Kava (Piper methysticum Forst. f., Piperaceae) has been utilized for centuries in Pacific Island communities for medicinal, social and ceremonial purposes. Traditional methods of kava preparation involve the extraction of powdered material to produce an aqueous emulsion that is consumed by drinking. Kava has a number of effects (sedative, anticonvulsant, immunomodulatory, and others). These are attributed to the secondary metabolites present in kava extracts, which include several unique lactones (kavalactones), alkaloids and chalcones (flavokawains).
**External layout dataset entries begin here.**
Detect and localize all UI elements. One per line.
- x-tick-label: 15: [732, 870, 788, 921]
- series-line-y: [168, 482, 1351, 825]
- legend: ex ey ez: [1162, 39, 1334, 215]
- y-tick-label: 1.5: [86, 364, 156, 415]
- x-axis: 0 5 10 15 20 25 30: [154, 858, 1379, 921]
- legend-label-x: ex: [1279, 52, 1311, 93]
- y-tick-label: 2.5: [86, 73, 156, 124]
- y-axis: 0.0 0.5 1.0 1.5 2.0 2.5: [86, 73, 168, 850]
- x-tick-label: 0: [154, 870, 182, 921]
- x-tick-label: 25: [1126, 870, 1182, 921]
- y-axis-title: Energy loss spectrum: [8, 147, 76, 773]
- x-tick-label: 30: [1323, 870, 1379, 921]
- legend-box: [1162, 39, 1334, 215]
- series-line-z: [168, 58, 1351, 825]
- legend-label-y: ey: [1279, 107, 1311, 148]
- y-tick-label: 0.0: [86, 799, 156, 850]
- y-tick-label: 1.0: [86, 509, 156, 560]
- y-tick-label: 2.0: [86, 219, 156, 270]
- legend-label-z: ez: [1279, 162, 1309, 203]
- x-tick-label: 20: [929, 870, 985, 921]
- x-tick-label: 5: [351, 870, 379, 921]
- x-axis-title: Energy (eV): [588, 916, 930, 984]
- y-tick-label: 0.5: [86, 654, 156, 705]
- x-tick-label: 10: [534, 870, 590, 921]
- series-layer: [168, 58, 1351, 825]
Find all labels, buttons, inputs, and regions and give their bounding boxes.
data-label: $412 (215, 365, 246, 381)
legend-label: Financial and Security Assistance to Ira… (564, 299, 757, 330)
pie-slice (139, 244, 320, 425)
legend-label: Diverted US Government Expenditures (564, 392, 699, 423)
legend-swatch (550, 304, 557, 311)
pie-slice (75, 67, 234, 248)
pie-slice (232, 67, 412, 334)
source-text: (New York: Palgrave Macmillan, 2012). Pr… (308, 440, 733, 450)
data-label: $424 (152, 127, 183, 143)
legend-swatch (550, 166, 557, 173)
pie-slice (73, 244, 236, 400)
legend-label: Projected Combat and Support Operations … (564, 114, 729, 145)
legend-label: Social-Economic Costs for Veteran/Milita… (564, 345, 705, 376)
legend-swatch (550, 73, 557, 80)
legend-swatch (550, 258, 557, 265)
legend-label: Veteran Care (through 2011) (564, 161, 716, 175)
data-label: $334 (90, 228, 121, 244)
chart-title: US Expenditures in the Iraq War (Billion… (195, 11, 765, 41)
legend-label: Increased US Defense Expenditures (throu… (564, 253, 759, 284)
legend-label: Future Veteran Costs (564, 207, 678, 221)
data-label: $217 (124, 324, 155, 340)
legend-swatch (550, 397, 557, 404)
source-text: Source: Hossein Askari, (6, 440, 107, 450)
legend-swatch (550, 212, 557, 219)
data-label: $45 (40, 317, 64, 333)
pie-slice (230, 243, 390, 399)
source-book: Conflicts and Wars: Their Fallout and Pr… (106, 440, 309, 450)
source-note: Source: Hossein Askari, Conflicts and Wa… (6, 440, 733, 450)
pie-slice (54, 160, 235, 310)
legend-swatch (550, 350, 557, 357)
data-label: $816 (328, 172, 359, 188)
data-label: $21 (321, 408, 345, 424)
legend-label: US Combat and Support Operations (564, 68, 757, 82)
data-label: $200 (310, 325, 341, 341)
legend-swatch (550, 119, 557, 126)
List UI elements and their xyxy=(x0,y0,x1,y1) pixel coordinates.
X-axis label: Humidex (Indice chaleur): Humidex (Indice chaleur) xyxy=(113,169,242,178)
Notably, flavokawains A and B (FKA, FKB) possess anticancer activity in mammalian cell culture and in preclinical models of breast, bladder and prostate cancers. However, flavokawains have also been suspected to either cause, or to facilitate liver damage. To better understand how FKA and FKB interact with the liver, and test for any distinct effects between the two compounds, we studied their actions on the human hepatocyte cell line, HepG2. We report that FKB exhibits significant toxicity to hepatocytes at low-mid nM concentrations, but that FKA is minimally toxic over a much wider concentration range. In addition to cell toxicity, we also studied how flavokawains affect cell signaling and gene expression in hepatocytes. Both compounds cause a marked enhancement in the heat shock and antioxidant signaling pathways. These pathways mediate the expression of genes that protect against protein damage, oxidative stress, and cell death. Accordingly, we find that a brief exposure of hepatocytes to flavokawains helps to prevent cell death caused by subsequent oxidative stress. Of the two compounds, FKA elicits a greater degree of protection against oxidative stress in human liver cells, and also has no apparent toxicity at the concentrations tested. We therefore suspect that cultivars with high FKA and low FKB content may be most appropriate if to be used or promoted for cancer chemoprevention, in order to minimize risk of hepatoxic effects from FKB. Further testing will be necessary to evaluate the full significance of FKA exposure on the liver.